Il y a ce que l’on veut dévoiler, et ce que l’on veut suggérer… C’est très exigeant, je trouve, de demander à des comédiens d’imaginer comment on se meut, comment on se comporte dans un contexte tellement éloigné du leur, comment rendre ça authentique, et pas trop abstrait. C’est pour ça aussi que l’on a filmé très proche de corps, de façon très fluide, en créant une sorte de danse entre la caméra et les acteurs. Je répétais sans cesse à ma cheffe opératrice Virginie Surdej: « Il faut que ça respire! » On a tourné en pellicule, mais en 16mm. L’avantage par rapport au 35, c’est que l’on peut bouger plus facilement. Toutes les répétitions se sont faites en mouvement. On leur a laissé vivre les scènes pleinement.
Leurs corps sont tellement remplis de force et d’envie, alors qu’il n’y a pas de guerre, rien. Il faut faire surgir et sortir toute cette énergie, évacuer les désirs volcaniques qui résident en nous. J’ai beaucoup travaillé notamment avec Sam Louwyck, qui est également chorégraphe en plus d’être comédien. On a fait des ateliers de danse avec lui en Belgique. C’était un peu comme sculpter. Chercher beaucoup, rassembler beaucoup de matière, et puis purger, épurer.
On a l’impression qu’ils racontent une histoire avec leurs corps qu’ils ne peuvent raconter avec des mots. Ils semblent prisonniers d’un mythe fondateur, que Luka va déconstruire peu à peu?
Ils vivent dans le mythe d’un ennemi qui n’existe pas, d’une guerre qu’on attend. Il n’y a pas de place pour se raconter d’autres récits.
C’est un motif classique dans l’Histoire, quand on commence à poser des questions, c’est là que vient le trouble, le danger. On déstabilise le système. C’est un premier pas vers l’inconnu, avant même d’envisager la liberté. Sans cette illusion, ils n’ont plus rien. La peur est une arme pour les garder dans leur aveuglement, la fatigue et le travail aussi, qui ne laissent pas de place pour le questionnement.

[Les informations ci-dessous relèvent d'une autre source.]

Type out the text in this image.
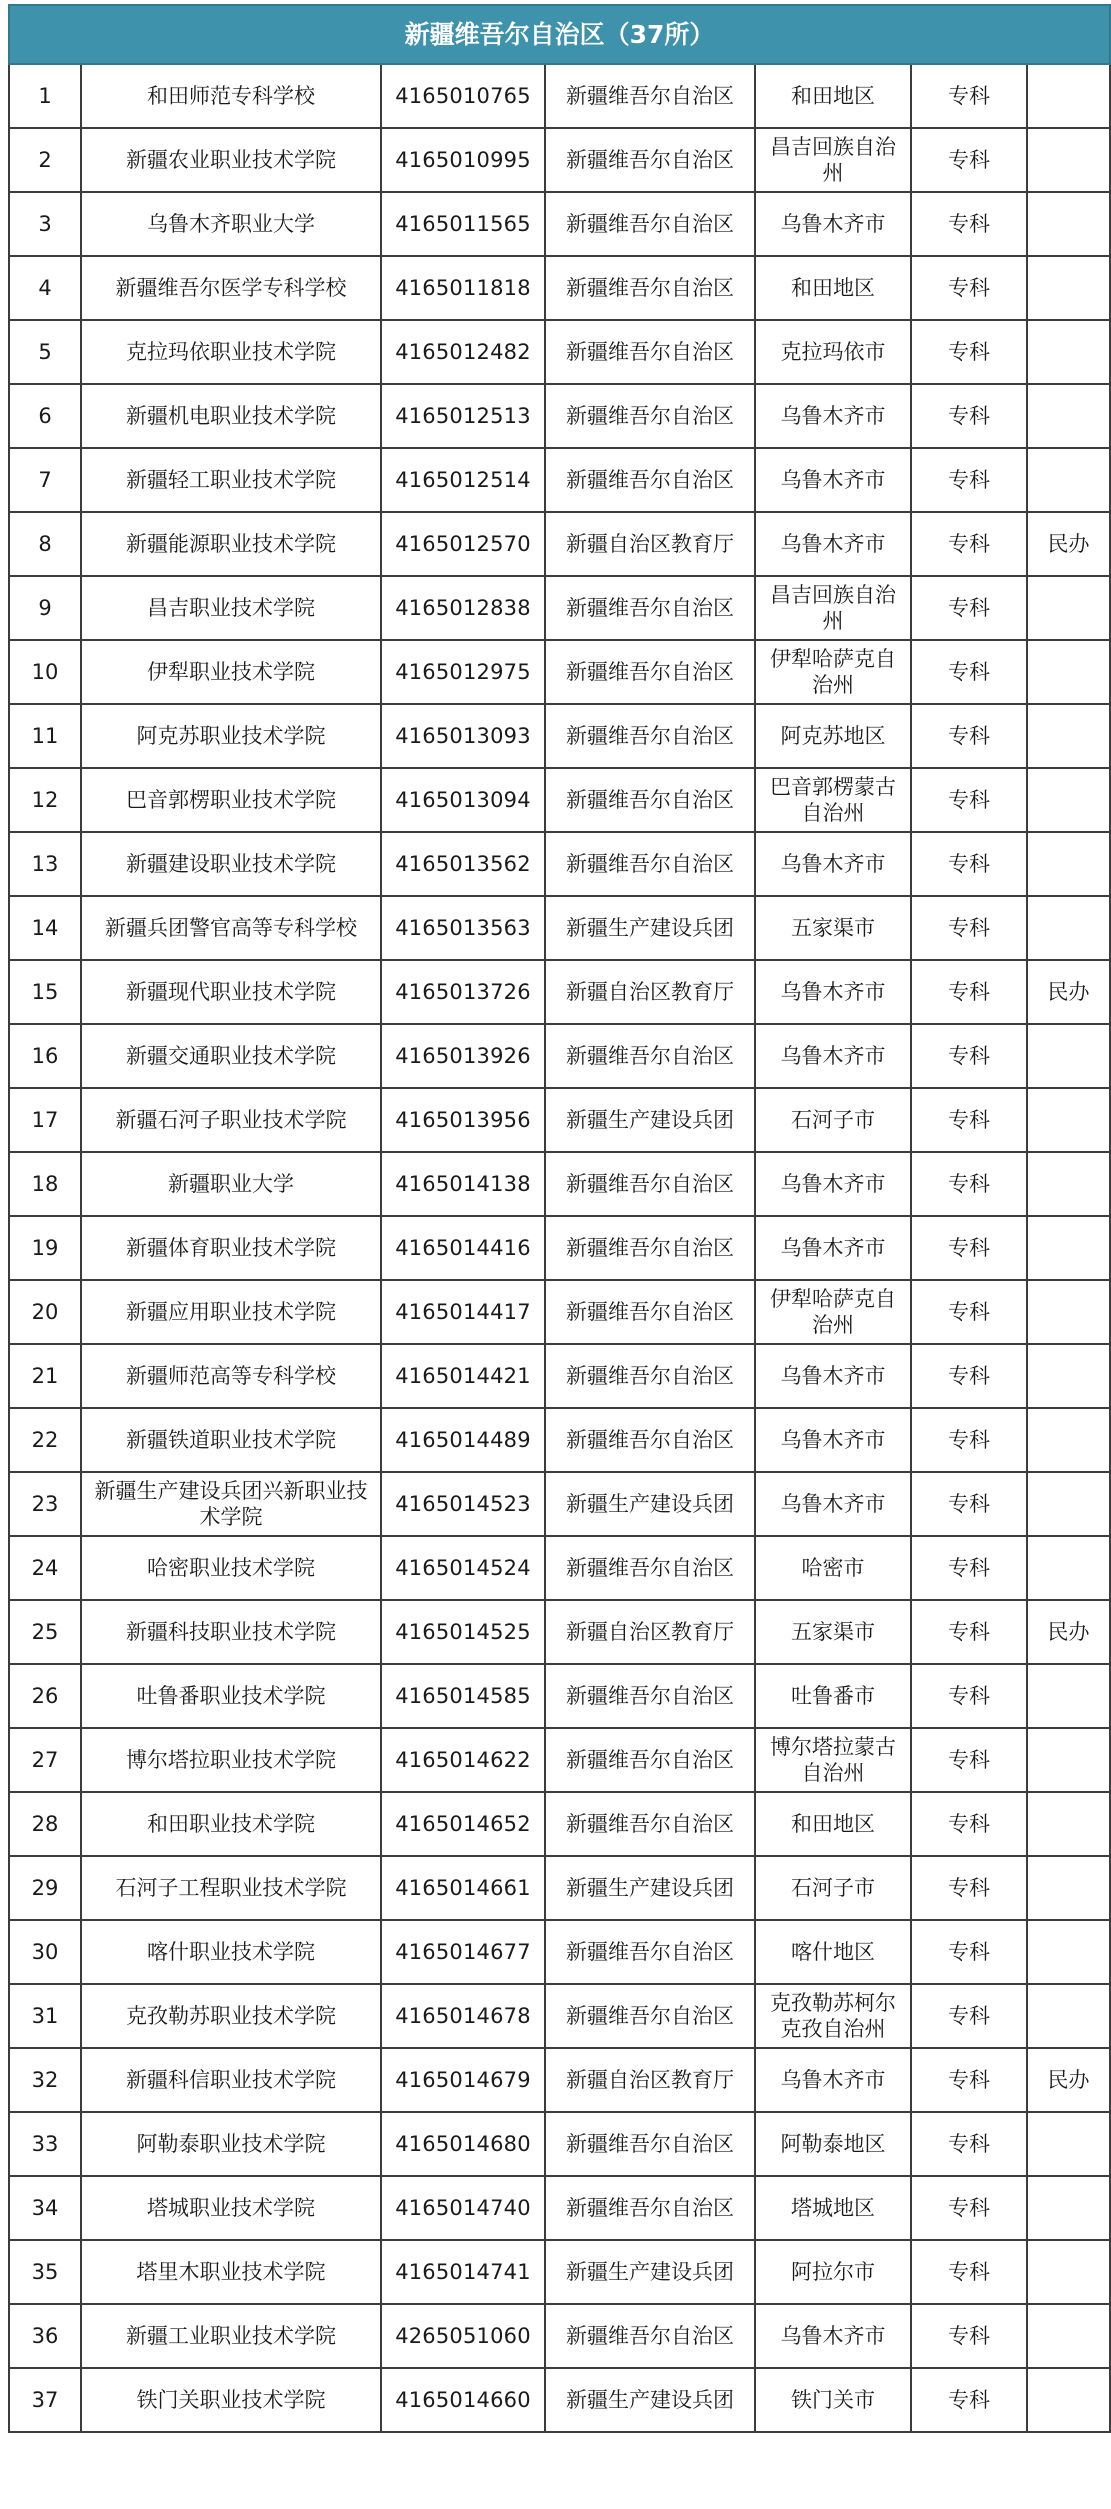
新疆维吾尔自治区（37所）						
1	和田师范专科学校	4165010765	新疆维吾尔自治区	和田地区	专科	
2	新疆农业职业技术学院	4165010995	新疆维吾尔自治区	昌吉回族自治州	专科	
3	乌鲁木齐职业大学	4165011565	新疆维吾尔自治区	乌鲁木齐市	专科	
4	新疆维吾尔医学专科学校	4165011818	新疆维吾尔自治区	和田地区	专科	
5	克拉玛依职业技术学院	4165012482	新疆维吾尔自治区	克拉玛依市	专科	
6	新疆机电职业技术学院	4165012513	新疆维吾尔自治区	乌鲁木齐市	专科	
7	新疆轻工职业技术学院	4165012514	新疆维吾尔自治区	乌鲁木齐市	专科	
8	新疆能源职业技术学院	4165012570	新疆自治区教育厅	乌鲁木齐市	专科	民办
9	昌吉职业技术学院	4165012838	新疆维吾尔自治区	昌吉回族自治州	专科	
10	伊犁职业技术学院	4165012975	新疆维吾尔自治区	伊犁哈萨克自治州	专科	
11	阿克苏职业技术学院	4165013093	新疆维吾尔自治区	阿克苏地区	专科	
12	巴音郭楞职业技术学院	4165013094	新疆维吾尔自治区	巴音郭楞蒙古自治州	专科	
13	新疆建设职业技术学院	4165013562	新疆维吾尔自治区	乌鲁木齐市	专科	
14	新疆兵团警官高等专科学校	4165013563	新疆生产建设兵团	五家渠市	专科	
15	新疆现代职业技术学院	4165013726	新疆自治区教育厅	乌鲁木齐市	专科	民办
16	新疆交通职业技术学院	4165013926	新疆维吾尔自治区	乌鲁木齐市	专科	
17	新疆石河子职业技术学院	4165013956	新疆生产建设兵团	石河子市	专科	
18	新疆职业大学	4165014138	新疆维吾尔自治区	乌鲁木齐市	专科	
19	新疆体育职业技术学院	4165014416	新疆维吾尔自治区	乌鲁木齐市	专科	
20	新疆应用职业技术学院	4165014417	新疆维吾尔自治区	伊犁哈萨克自治州	专科	
21	新疆师范高等专科学校	4165014421	新疆维吾尔自治区	乌鲁木齐市	专科	
22	新疆铁道职业技术学院	4165014489	新疆维吾尔自治区	乌鲁木齐市	专科	
23	新疆生产建设兵团兴新职业技术学院	4165014523	新疆生产建设兵团	乌鲁木齐市	专科	
24	哈密职业技术学院	4165014524	新疆维吾尔自治区	哈密市	专科	
25	新疆科技职业技术学院	4165014525	新疆自治区教育厅	五家渠市	专科	民办
26	吐鲁番职业技术学院	4165014585	新疆维吾尔自治区	吐鲁番市	专科	
27	博尔塔拉职业技术学院	4165014622	新疆维吾尔自治区	博尔塔拉蒙古自治州	专科	
28	和田职业技术学院	4165014652	新疆维吾尔自治区	和田地区	专科	
29	石河子工程职业技术学院	4165014661	新疆生产建设兵团	石河子市	专科	
30	喀什职业技术学院	4165014677	新疆维吾尔自治区	喀什地区	专科	
31	克孜勒苏职业技术学院	4165014678	新疆维吾尔自治区	克孜勒苏柯尔克孜自治州	专科	
32	新疆科信职业技术学院	4165014679	新疆自治区教育厅	乌鲁木齐市	专科	民办
33	阿勒泰职业技术学院	4165014680	新疆维吾尔自治区	阿勒泰地区	专科	
34	塔城职业技术学院	4165014740	新疆维吾尔自治区	塔城地区	专科	
35	塔里木职业技术学院	4165014741	新疆生产建设兵团	阿拉尔市	专科	
36	新疆工业职业技术学院	4265051060	新疆维吾尔自治区	乌鲁木齐市	专科	
37	铁门关职业技术学院	4165014660	新疆生产建设兵团	铁门关市	专科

Quel était le plus grand défi pour vous?
C’était de filmer l’attente! de filmer l’attente en fait. L’histoire, ce sont des gens qui attendent, quelque chose qui n’arrive pas. Au cinéma, c’est un défi. Alors on raconte les corps, les amitiés, les relations qui se nouent. L‘un des personnages principaux du film, c’est le temps. Et dans les premières versions du scénario, il y avait 30, 40, 50 fois: « Il regarde l’horizon » (rires). Mon travail en temps que cinéaste a été de sculpter le temps.
Le livre a été écrit il y a 70 ans, le film se passe dans un futur lointain, qu’est-ce qu’il dit d’aujourd’hui?
On est cerné d’urgences, environnementales déjà. Il y a une angoisse collective sur le destin de la planète. La catastrophe climatique, l’absurdité des guerres qui ont encore lieu aujourd’hui, la posture militaire et ce besoin d’avoir un ennemi. On n’a l’impression que l’on n’a rien appris, parfois.